Por lo tanto, hemos realizado más estudios sobre los posibles objetivos de EIF5A2
in vitro
. Nuestros resultados mostraron que EIF5A2 regulada positivamente ciclina D1 y ciclina D3, que juegan un papel importante en la proliferación celular GC y la regulación del ciclo celular. [24, 25] Todos estos resultados apoyan la hipótesis de que EIF5A2 promueve la proliferación celular GC a través de la regulación positiva de la ciclina D1 y ciclina D3. Al mismo tiempo, los estudios anteriores demostraron que EIF5A2 promueve la invasión de células /metástasis y epitelio-mesenquimal transición (EMT) a través de la activación de MTA1 /C-MYC en el cáncer colorrectal. [8] MTA1 y C-MYC, así como el programa de EMT, también estuvieron involucrados en la regulación de la metástasis GC. [26-28] tanto, nuestro estudio MTA1, C-MYC y dos marcadores de EMT-asociado, e-cadherina y vimentina. Nuestros estudios demostraron que EIF5A2 MTA1 regulada positivamente, C-MYC y vimentina y negativamente regulado E-cadherina. Todos estos resultados sugieren que EIF5A2 podría regular la migración celular y la invasión de regulación de MTA1, C-MYC y EMT
in vitro
, pero se necesitan más estudios para investigar los mecanismos exactos
.
Los resultados del presente estudio también mostró que la proteína EIF5A2 se correlacionó positivamente con el estadio pT y pN etapa. Resultados similares se observaron también en el cáncer de ovario humano. [5] Estos resultados sugieren que EIF5A2 puede estar asociada con la invasión tumoral y la metástasis de los ganglios linfáticos en ciertos tipos de cánceres humanos, incluyendo GC. Más interesante aún, en el presente estudio, la sobreexpresión EIF5A2 se encuentra también en la invasión de células cancerosas (invasión de vasos), y la sobreexpresión de la proteína en el tejido EIF5A2 GC primaria correlacionado con la presencia de invasión linfovascular. De acuerdo con los resultados encontrados en estudios previos de otros tumores malignos humanos incluyendo tumores epiteliales de ovario, carcinoma de vejiga, cáncer de pulmón y cáncer colorrectal, la sobreexpresión de EIF5A2 en el presente estudio se correlacionó con una baja supervivencia de los pacientes con GC. [5, 8, 29] Además, el análisis multivariante mostró que la proteína EIF5A2 es un predictor independiente de mal supervivencia en pacientes sometidos a cirugía para GC.

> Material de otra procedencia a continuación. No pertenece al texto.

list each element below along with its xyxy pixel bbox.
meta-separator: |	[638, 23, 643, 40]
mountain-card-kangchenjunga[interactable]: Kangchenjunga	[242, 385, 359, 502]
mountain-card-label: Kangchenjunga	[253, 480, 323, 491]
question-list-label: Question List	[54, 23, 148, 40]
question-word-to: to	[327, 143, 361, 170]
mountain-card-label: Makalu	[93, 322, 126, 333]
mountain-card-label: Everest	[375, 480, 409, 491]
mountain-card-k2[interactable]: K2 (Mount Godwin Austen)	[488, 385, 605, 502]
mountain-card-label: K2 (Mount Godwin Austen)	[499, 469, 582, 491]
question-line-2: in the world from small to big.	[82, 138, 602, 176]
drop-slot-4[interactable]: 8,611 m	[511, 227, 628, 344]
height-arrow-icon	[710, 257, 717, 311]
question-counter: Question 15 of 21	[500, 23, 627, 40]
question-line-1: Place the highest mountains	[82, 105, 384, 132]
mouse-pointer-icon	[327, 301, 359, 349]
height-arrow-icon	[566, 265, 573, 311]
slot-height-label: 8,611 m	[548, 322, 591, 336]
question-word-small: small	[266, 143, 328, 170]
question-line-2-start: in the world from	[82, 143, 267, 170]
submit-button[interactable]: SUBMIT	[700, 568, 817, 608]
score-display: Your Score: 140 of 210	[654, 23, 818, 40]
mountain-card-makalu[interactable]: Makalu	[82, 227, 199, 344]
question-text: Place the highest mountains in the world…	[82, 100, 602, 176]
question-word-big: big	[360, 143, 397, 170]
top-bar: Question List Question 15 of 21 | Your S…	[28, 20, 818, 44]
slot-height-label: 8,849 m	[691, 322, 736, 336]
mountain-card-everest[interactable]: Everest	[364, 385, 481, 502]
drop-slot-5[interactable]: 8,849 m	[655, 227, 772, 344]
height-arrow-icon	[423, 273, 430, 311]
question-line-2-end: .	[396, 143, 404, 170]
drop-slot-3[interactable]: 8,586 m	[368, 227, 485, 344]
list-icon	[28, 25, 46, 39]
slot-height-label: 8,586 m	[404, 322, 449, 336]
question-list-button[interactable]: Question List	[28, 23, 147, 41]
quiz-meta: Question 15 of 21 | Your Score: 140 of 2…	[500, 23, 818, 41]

MTA1, como un gen candidato asociados a metástasis, se ha demostrado que desempeñan el papel crítico en agresividad celular de cáncer gástrico. [27] La sobreexpresión de MTA1 se asocia significativamente con un mal pronóstico en pacientes pN0 GC. [30] El presente estudio demostró que la expresión EIF5A2 se correlacionó positivamente con la expresión MTA1 en los tejidos humanos GC. El análisis inmunohistoquímico combinado en estudios in vitro muestra que la MTA1-eje EIF5A2 puede jugar un papel importante en la agresividad del cáncer gástrico.
En resumen, los resultados del presente estudio mostraron que la sobreexpresión de EIF5A2 estaba estrechamente relacionada con GC la proliferación celular, la migración y la invasión a través de la metástasis asociada a proteínas MTA1. Al mismo tiempo, EIF5A2 puede ser importante en la regulación de EMT en GC. La sobreexpresión de EIF5A2 podría ser un factor predictor independiente de supervivencia de los pobres y una atractiva diana terapéutica para GC, pero se necesitan más estudios.
Apoyo a la Información sobre Table S1. Análisis de los factores asociados con la supervivencia global (SG)
doi:. 10.1371 /journal.pone.0119229.s001 gratis (DOC) sobre Table S2. Análisis de los factores asociados con la supervivencia libre de enfermedad (DFS) guía doi:. 10.1371 /journal.pone.0119229.s002 gratis (DOC)
Reconocimientos
Los autores desean agradecer al Sr. de-Tian Wang, Sra Yu-Feng Luo y el profesor Pei Gu por sus soportes técnicos.